2) Things that shouldn't be funded by MHCLG

There's quite a few of these and they fall into two main sub-categories.

Things that already exist, for example an open source Content Management System (CMS) for councils. This was done 15 years ago and called APLAWS, and again less than 10 as the LocalGov starter kit for Umbraco. In addition open source CMS such as Wordpress and Drupal are currently being used by councils including Devon and Bracknell Forest.

Quite a few other EoIs are things that are individual to a single authority. For example a few councils expressed an interest in improving the taxonomy or design of their individual websites. Another wanted to procure a state of the art video conferencing suite, another had procured a customer account "portal" and wanted to work out why no one was using it. That's another blog post in itself.

3) Business as usual

Quite a few EoIs were things that councils would be already be doing if they had the right combination of time, money, technology or personnel. Many were core digital transformation tasks including re-designing processes for the internet-era, to create better and cheaper services.

From highways, to planning, to adult social care, it seems there's still a huge task across the country to transform how councils deliver services.

4) Emerging technology

The last category of EoIs involved things to come. These were almost all exclusively combinations of chatbots, artificial inteligence and voice. It's a direction in which all councils should be heading, but it's not really fixing the plumbing, more like incorporating something like Nest into your heating.

There's an argument to say councils should resolve the basics before embarking on tech research and development, and another to say that this sort of approach might help solve some of the existing problems.

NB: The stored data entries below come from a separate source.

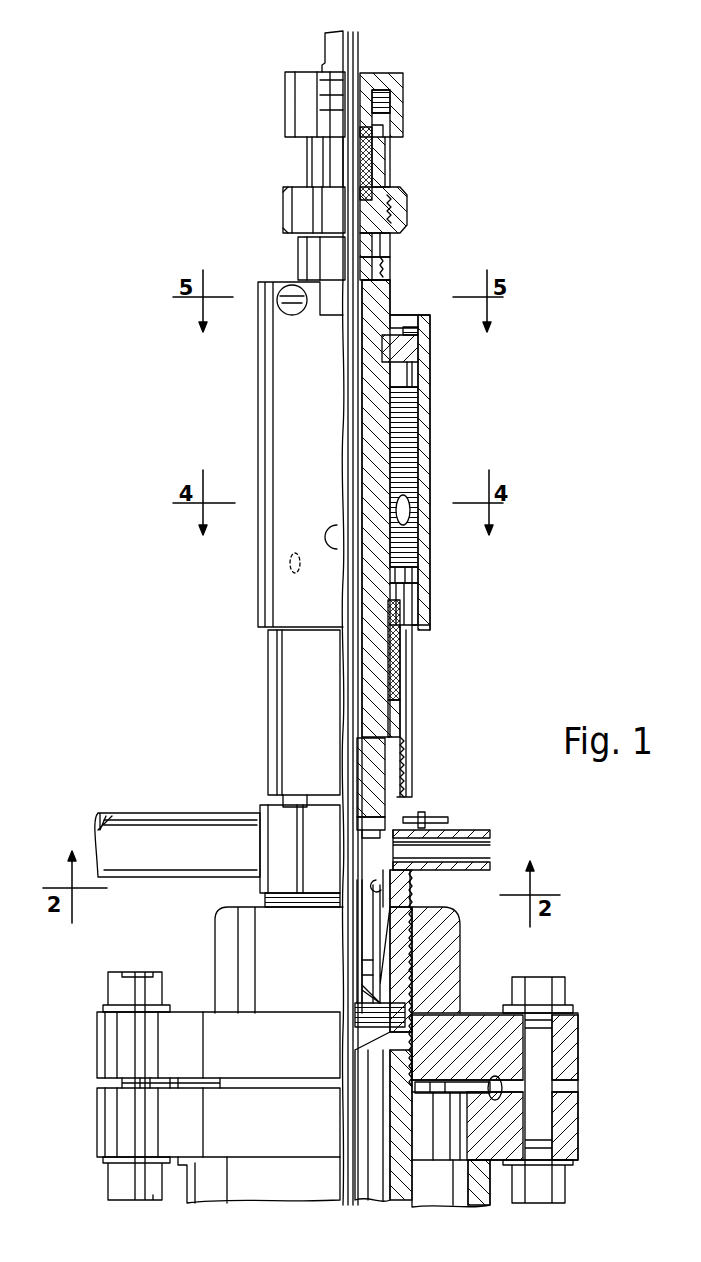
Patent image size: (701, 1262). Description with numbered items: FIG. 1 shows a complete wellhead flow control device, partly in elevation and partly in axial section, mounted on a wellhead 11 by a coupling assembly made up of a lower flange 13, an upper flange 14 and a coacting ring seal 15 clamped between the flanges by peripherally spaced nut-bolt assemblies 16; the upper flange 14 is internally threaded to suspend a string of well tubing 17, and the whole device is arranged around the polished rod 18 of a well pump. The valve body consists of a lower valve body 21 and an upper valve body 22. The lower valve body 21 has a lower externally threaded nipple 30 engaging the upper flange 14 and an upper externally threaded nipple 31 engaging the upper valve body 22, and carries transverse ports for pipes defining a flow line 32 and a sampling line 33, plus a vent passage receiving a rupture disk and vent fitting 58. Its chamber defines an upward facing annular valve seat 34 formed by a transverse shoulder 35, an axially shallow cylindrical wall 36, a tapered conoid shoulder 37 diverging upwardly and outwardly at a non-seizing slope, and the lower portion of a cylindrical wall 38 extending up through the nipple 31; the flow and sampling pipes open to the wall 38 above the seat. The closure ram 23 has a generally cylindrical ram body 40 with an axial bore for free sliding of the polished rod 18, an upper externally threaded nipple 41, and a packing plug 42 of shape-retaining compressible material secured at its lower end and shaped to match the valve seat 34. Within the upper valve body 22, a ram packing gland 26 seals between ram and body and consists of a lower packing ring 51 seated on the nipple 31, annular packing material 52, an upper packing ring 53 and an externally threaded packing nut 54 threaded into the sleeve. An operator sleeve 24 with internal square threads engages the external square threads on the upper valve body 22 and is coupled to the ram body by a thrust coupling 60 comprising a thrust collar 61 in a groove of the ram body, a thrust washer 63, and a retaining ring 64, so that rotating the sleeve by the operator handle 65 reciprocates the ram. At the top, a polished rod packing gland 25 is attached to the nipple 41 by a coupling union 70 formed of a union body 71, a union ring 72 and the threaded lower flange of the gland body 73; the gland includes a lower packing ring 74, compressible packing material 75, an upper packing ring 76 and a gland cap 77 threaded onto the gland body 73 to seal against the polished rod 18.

The wellhead 11 is at (180, 1203).
The lower flange 13 is at (105, 1110).
The upper flange 14 is at (105, 1040).
The ring seal 15 is at (502, 1088).
The nut-bolt assemblies 16 is at (548, 1045).
The well tubing 17 is at (375, 1192).
The polished rod 18 is at (332, 43).
The lower valve body 21 is at (262, 806).
The upper valve body 22 is at (266, 703).
The ram 23 is at (380, 421).
The operator sleeve 24 is at (256, 418).
The polished rod packing gland 25 is at (296, 157).
The ram packing gland 26 is at (424, 647).
The lower externally threaded nipple 30 is at (395, 970).
The upper externally threaded nipple 31 is at (405, 770).
The flow line 32 is at (137, 820).
The sampling line 33 is at (480, 850).
The valve seat 34 is at (366, 935).
The transverse shoulder 35 is at (363, 960).
The cylindrical wall 36 is at (380, 952).
The conoid shoulder 37 is at (380, 923).
The cylindrical wall 38 is at (392, 887).
The ram body 40 is at (380, 467).
The externally threaded nipple 41 is at (380, 268).
The packing plug 42 is at (378, 750).
The lower packing ring 51 is at (400, 713).
The packing material 52 is at (398, 665).
The upper packing ring 53 is at (410, 600).
The packing nut 54 is at (413, 568).
The rupture disk and vent fitting 58 is at (430, 818).
The thrust coupling 60 is at (408, 322).
The thrust collar 61 is at (418, 348).
The thrust washer 63 is at (412, 368).
The retaining ring 64 is at (417, 325).
The operator handle 65 is at (292, 305).
The coupling union 70 is at (281, 220).
The union body 71 is at (303, 258).
The union ring 72 is at (410, 200).
The gland body 73 is at (385, 148).
The lower packing ring 74 is at (385, 245).
The packing material 75 is at (372, 165).
The upper packing ring 76 is at (368, 80).
The gland cap 77 is at (302, 100).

When promoting the Local Digital Fund MHCLG used the phrase Fix the Plumbing, which I take to mean solving the basics first.

Anyone involved in managing digital transformation will know it can at times be an exercise in keeping an ever increasing number of plates spinning. With potentially hundreds of projects, MHCLG have an entire crockery set, so for the next round of funding I would take a different approach.

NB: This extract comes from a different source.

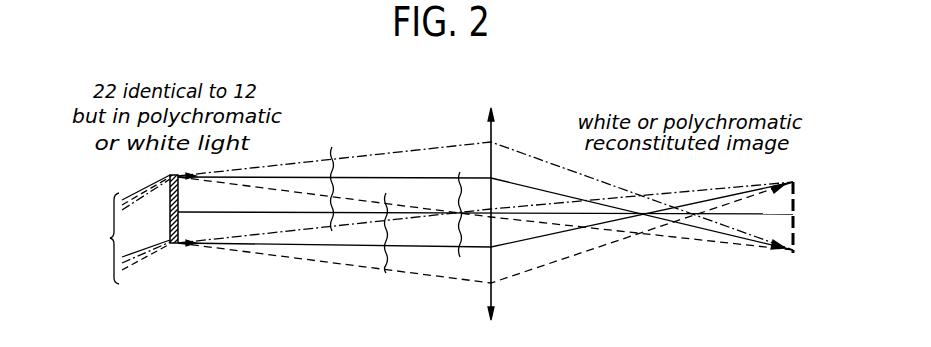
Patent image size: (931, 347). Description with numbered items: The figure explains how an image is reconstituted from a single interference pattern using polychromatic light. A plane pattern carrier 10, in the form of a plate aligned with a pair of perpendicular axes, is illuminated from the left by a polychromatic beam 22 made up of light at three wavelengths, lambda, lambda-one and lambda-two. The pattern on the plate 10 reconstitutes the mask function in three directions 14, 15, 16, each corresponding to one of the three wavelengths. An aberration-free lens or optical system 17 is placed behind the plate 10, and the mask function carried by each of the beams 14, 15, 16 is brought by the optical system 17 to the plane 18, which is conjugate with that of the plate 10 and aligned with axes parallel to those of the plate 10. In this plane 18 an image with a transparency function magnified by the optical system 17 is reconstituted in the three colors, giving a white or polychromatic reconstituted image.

Do a few good things well.

Perhaps have one project to enable all councils to use GOV.UK Pay, another to enable all councils to move to paperless offices across their organisation, and that's it.

One only has to look at the organic uptake of GOV.UK Notify to see that a more structured approach towards using common GaaP capabilities would really help councils.

Whatever happens it's step in the right direction and shows there's a huge desire to collaborate and to improve local public services. Well done to MHCLG for all their hard work so far.